Sin embargo, sí es verdad que algunas de sus manifestaciones más recientes resultan llamativas. Por ejemplo, el “Club de las Esposas Obedientes”, creado en Malasia con el fin de animar a las mujeres musulmanas a satisfacer sexualmente a sus maridos. Han llegado a editar un manual para sus “asociadas”, con el sugerente nombre de Sexo islámico. Combatiendo a los judíos para devolver el sexo islámico al mundo. Entre otras cosas, sugieren ser “como una prostituta de lujo en la cama”, y claro, si el marido es polígamo -recordemos que el Islam lo permite-, nada mejor que el “sexo en grupo”. Al menos en Malasia les da por el sexo; en España, por contra, emires como el de la mezquita de Fuengirola prefieren ir por otros derroteros, explicando en un libro cómo pegar a una mujer sin dejar marcas. Es “legal”.
El concepto de legalidad en el Islam es también diferente. Un ejemplo lo tenemos en Pakistán, donde la semana pasada un bebé de nueve meses tuvo que comparecer ante un tribunal, acusado de planear un intento de asesinato de un oficial de policía. No, no se trata de una noticia del El Mundo Today; es real como la vida misma. Allí la justicia funciona así. Por cierto, que el pequeño, Mohammad Mosa Khan -tal era el nombre del “acusado”- rompió a llorar cuando el funcionario le empapó el dedo en tinta para su identificación. Criaturita. Menos ridículo, aunque igual de aberrante, es el caso de tantas y tantas mujeres presas -no sólo en Pakistán- por haber sido violadas. Su delito, haber mantenido relaciones sexuales fuera del matrimonio. Se lleva la palma Arabia Saudí, donde la lista de prohibiciones a las mujeres es tan extensa como ominosa. Por no poder, no pueden ni conducir ni subirse a un columpio…toma progreso.
Algunos piensan que todo esto no son más que prejuicios hacia el Islam, cuando en realidad se trata únicamente de aspectos a la orden del día.
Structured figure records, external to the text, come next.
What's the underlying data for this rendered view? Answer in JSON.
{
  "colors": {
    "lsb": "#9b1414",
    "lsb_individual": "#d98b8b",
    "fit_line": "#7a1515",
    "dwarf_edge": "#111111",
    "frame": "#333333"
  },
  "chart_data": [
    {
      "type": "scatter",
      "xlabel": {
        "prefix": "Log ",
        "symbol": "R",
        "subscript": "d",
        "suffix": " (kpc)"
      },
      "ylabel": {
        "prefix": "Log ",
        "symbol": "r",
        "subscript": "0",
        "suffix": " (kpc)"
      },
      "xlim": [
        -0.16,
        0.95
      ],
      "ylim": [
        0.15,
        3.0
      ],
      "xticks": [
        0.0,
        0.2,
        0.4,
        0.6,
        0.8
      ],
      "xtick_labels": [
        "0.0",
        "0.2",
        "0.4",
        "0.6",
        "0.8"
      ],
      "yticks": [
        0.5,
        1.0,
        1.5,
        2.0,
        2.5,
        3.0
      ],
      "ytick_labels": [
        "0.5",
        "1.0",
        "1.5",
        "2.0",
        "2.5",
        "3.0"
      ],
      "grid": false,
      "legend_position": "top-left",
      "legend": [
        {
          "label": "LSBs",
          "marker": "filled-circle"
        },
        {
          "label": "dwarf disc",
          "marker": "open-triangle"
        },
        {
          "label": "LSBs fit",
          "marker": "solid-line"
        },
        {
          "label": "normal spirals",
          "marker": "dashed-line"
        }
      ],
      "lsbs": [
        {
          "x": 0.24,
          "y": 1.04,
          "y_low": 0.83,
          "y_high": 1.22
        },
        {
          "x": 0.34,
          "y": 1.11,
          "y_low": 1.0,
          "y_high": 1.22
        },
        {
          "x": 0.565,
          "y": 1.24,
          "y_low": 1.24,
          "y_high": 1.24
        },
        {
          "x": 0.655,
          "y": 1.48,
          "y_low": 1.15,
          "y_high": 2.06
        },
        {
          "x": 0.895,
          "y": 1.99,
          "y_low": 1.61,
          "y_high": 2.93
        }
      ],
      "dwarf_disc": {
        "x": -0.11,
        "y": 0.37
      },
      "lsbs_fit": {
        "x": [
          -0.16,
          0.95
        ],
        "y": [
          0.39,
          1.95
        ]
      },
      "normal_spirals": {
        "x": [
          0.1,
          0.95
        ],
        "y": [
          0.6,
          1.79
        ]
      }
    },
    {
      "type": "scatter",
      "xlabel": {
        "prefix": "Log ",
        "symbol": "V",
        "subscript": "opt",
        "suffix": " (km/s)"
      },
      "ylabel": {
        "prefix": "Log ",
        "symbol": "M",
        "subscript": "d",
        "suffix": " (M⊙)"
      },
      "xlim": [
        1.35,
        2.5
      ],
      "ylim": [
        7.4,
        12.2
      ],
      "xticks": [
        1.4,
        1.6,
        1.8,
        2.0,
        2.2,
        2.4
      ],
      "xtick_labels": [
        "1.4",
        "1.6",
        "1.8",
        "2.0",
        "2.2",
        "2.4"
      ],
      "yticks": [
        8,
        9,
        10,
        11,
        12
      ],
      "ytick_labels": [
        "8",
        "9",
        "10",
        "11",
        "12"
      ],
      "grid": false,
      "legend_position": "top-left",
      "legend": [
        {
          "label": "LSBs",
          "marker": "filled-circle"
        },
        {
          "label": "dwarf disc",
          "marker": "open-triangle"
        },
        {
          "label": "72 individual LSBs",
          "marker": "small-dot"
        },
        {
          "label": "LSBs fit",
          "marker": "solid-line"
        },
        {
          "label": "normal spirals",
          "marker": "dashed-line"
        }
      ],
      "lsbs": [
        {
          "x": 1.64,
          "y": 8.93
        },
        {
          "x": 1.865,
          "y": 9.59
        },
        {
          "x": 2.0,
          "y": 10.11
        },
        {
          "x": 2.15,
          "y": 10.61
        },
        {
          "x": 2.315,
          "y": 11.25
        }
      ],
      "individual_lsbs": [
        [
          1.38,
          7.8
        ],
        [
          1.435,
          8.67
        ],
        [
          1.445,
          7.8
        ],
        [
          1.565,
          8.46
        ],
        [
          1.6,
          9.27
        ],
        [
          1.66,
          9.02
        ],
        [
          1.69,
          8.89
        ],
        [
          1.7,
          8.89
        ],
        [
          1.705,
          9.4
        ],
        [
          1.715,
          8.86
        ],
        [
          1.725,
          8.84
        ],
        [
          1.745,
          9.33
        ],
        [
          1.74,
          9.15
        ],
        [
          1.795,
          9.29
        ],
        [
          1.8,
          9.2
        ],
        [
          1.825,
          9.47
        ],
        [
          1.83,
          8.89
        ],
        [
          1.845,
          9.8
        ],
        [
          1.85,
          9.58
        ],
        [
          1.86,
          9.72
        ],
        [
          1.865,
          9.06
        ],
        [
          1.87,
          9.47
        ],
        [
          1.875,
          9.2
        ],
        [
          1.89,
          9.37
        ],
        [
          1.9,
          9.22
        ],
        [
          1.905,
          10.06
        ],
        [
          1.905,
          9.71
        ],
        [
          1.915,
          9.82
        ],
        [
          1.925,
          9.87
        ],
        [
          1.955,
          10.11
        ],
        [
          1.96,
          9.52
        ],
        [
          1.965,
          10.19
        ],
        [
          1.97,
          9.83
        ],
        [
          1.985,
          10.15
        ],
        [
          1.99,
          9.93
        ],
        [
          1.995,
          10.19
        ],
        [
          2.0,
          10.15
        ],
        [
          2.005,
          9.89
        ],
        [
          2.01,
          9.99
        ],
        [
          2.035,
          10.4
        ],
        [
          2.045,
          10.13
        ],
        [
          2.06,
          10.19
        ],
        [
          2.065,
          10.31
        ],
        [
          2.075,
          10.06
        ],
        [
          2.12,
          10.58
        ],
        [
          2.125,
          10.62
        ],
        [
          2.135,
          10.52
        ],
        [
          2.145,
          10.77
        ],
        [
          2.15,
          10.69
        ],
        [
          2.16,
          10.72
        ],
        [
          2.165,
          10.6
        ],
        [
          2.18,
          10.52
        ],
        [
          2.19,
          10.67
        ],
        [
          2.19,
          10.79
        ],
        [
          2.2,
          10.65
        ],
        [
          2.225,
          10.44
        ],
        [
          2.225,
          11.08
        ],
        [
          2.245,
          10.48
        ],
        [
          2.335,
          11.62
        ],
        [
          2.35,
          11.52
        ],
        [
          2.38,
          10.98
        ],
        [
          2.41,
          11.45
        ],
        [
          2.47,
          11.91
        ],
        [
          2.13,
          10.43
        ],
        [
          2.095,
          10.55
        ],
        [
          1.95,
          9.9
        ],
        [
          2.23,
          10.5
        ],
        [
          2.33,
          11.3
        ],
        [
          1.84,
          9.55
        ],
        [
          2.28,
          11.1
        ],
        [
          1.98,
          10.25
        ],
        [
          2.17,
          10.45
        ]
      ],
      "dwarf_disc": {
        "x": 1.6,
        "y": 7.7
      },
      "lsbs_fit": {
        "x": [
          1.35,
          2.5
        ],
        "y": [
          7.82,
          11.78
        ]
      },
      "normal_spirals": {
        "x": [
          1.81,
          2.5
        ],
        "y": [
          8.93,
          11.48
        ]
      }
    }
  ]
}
Por ejemplo, quienes hablan de Marruecos como un lugar algo más tolerante deberían saber que según su legislación, si un hombre tiene tres hijas éstas no le podrán heredar; su herencia pasará al primer pariente varón -por ejemplo, un sobrino-. Y ay de aquel que abjure de la religión oficial; también está prohibido. De hecho, el artículo 220 de su código penal impone una pena de tres años de cárcel “a quien emplee cualquier medio de seducción para quebrantar la fe de un musulmán o tratar de convertirlo a otra religión”; pena que puede agravarse para los conversos.
Nada de esto se habrá hablado en un congreso que ha tenido lugar estos días en Marruecos. Un congreso cristiano, con católicos y ortodoxos debatiendo sobre la realidad de profesar la fe de Cristo en un país musulmán. Y ni un solo marroquí ha podido asistir. Prohibido. Al Islam le hace falta una reflexión en profundidad; reflexión que bien podrían compartir los que se meten con las raíces cristianas de Europa y abogan por que las ideas islámicas arraiguen en el continente de la tolerancia.